Support Questions

Find answers, ask questions, and share your expertise
Announcements
Celebrating as our community reaches 100,000 members! Thank you!

Copying files within HDFS using wildcard in NiFi

avatar
New Contributor

Hello,


In my flow I need to copy HDFS files based on dynamic wildcard to another HDFS location within the same cluster.

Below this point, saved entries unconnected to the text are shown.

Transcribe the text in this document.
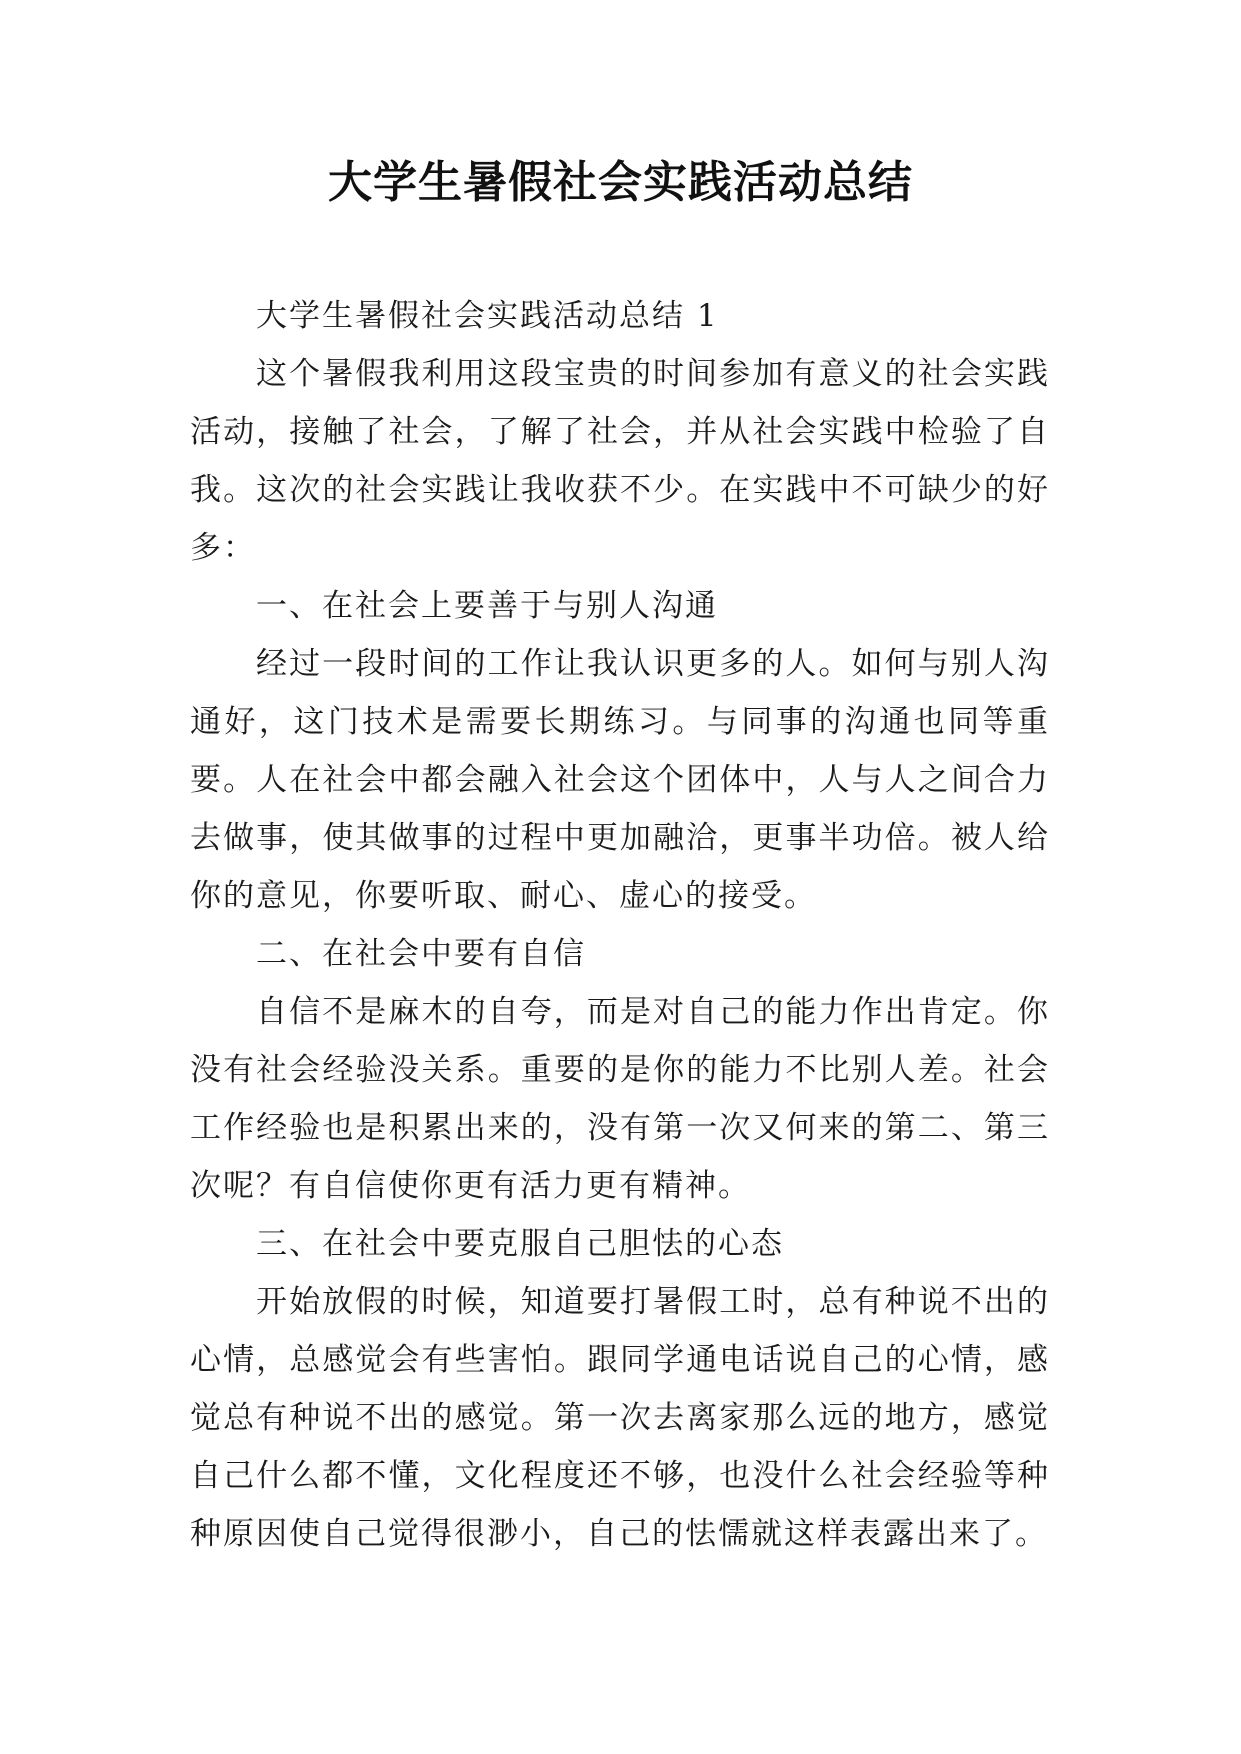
大学生暑假社会实践活动总结

大学生暑假社会实践活动总结 1

这个暑假我利用这段宝贵的时间参加有意义的社会实践活动，接触了社会，了解了社会，并从社会实践中检验了自我。这次的社会实践让我收获不少。在实践中不可缺少的好多：

一、在社会上要善于与别人沟通

经过一段时间的工作让我认识更多的人。如何与别人沟通好，这门技术是需要长期练习。与同事的沟通也同等重要。人在社会中都会融入社会这个团体中，人与人之间合力去做事，使其做事的过程中更加融洽，更事半功倍。被人给你的意见，你要听取、耐心、虚心的接受。

二、在社会中要有自信

自信不是麻木的自夸，而是对自己的能力作出肯定。你没有社会经验没关系。重要的是你的能力不比别人差。社会工作经验也是积累出来的，没有第一次又何来的第二、第三次呢？有自信使你更有活力更有精神。

三、在社会中要克服自己胆怯的心态

开始放假的时候，知道要打暑假工时，总有种说不出的心情，总感觉会有些害怕。跟同学通电话说自己的心情，感觉总有种说不出的感觉。第一次去离家那么远的地方，感觉自己什么都不懂，文化程度还不够，也没什么社会经验等种种原因使自己觉得很渺小，自己的怯懦就这样表露出来了。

I have Process Group Variables:

  • source_path = 'hdfs:///source/'
  • file_prefix = 'myflow_'

And a Flowfile Attribute:

  • file_timestamp = '20190520'


The source directory contains 4 files, and I need to copy the bolded two of them. The filenames to be copied are "${source_path}${file_prefix}${file_timestamp}.part*".

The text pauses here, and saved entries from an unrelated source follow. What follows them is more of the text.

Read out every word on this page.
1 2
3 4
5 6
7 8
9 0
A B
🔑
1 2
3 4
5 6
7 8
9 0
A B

hdfs:///source/myflow_20190412.part000

hdfs:///source/myflow_20190520.part000

hdfs:///source/myflow_20190520.part001

hdfs:///source/otherflow_20190625.part000


The MoveHDFS processor in NiFi v1.8.0 does not support Expression Language in the File Filter Regex field. How could I achieve this functionality - except for using ExecuteStreamCommand with "hdfs dfs -cp"?


Thank you for your help,

Piotr

2 REPLIES 2

avatar
Master Guru

@Piotr Grzegorski

Try using ListHDFS + FetchHDFS processors.

You can simulate MoveHDFS processor with the below Flow:

ListHDFS //list all the files in HDFS directory
RouteOnAttribute //Use nifi expression language to filter out the required files
FetchHDFS //fetch the files from HDFS
PutHDFS //put the files into HDFS directory.
DeleteHDFS //delete the file from HDFS directory that are pulled from FetchHDFS

-

If the answer is helpful to resolve the issue, Login and Click on Accept button below to close this thread.This will help other community users to find answers quickly 🙂

avatar
New Contributor

Thank you for your answer.


The problem is ListHDFS is a starting processor - it does not accept incoming connections, so I can't provide the changing input directory using a flowfile.